Well. Me being me, I gave her a wicked grin. “Really?” I said, thinking I was gonna make her blush. Only she didn’t. 

“Yeah, really,” she said, and shot me that same look right back.

That’s probably what started it, that look.

They couldn’t run the film without the projectionist, of course, so she had to get back to the booth. And I had to get back to Mel. I sat through that whole fucking movie trying to forget that look while Mel played hard-to-get. By the end of the movie Mel let me hold her hand. She was so goddamn smug about it, like it was this big deal, holding another girl’s hand. Maybe it was for her, I dunno. 

I started hanging around the theater, buying tickets with money I didn’t have to watch films I didn’t like. I learned her schedule, showed up even without Mel. Those nights I’d catch Kaya outside before the show, borrow her lighter. It was kind of a running joke. I’d wait with her, after, until her bus came, smoking cigarettes I didn’t even want. 

I stopped watching the movies; started watching the blue-white brilliance of the projector’s bulb instead. It flickered and pulsed like a heartbeat, and I imagined I could hear her whispers in the steady whirring of the projector, like she was showing these movies just for me, only it wasn’t about the movies, it was about the beam of light running through my veins. I started seeing her in the glow of the marquee, the reflection of headlights in the rain. Whenever I closed my eyes, I saw her face in the afterimage. 

One night she invited me up to the booth. It wasn’t allowed, but what the hell, right? The projector was this ancient mechanical thing, and she had to thread the film on there just right. She wouldn’t let me help, just made me sit in the back of the booth and watch. 

There’s something about a girl who knows how to use her hands.

I don’t even remember what the movie was, because next thing I knew she was in my lap and I was thinking, why the fuck was I working so hard for Mel? Kaya didn’t care if I thought art films were stupid. Didn’t care about making an impression. She cared about the moment, the connections we make, the blue-white arc of electricity when two people touch.

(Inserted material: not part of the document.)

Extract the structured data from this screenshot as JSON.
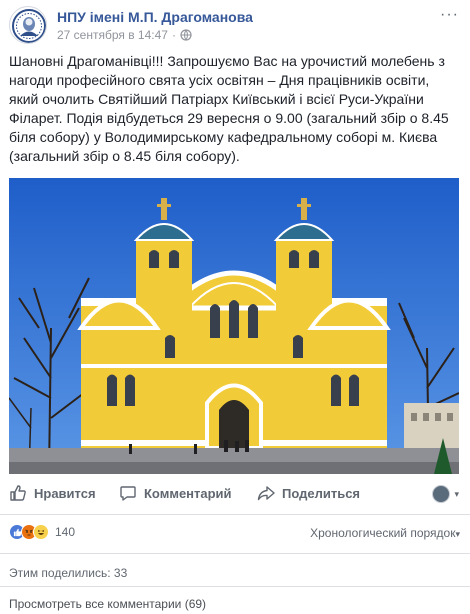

Twenty, thirty minutes went by–we weren’t exactly paying attention–and this guy walked in and stopped dead. I don’t blame him, really.

Don’t get me wrong, we weren’t tossing clothes around. We were decent. Only, it was Kaya’s boss, who never came by during a show. He kicked me out so fast I didn’t even have time to get her number. I waited around outside until the movie was over, and who walked out? Mel. She thought I was there to surprise her, and wasn’t this romantic, and hey girls, look who’s here. By the time I peeled her off me, Kaya was gone. Hopped on the bus when I wasn’t looking.

She wasn’t there the next night; not before the show, not after. I sat through an entire movie with no dialogue, staring at the booth until I thought I’d go blind. And she wasn’t there. I don’t know who was running the projector, but it wasn’t her. Same thing the next night, and the next. Finally, the ticket guy told me she got fired. 

I stood outside the Kimball a long time that night, eyes closed, trying to fix her face in my mind.

Just as the image faded, her voice cut through the shadows. “I hoped you’d be here. Need a light?”

“Yeah,” I said, drawn into the blue brilliance of her eyes. “Yeah, I do.”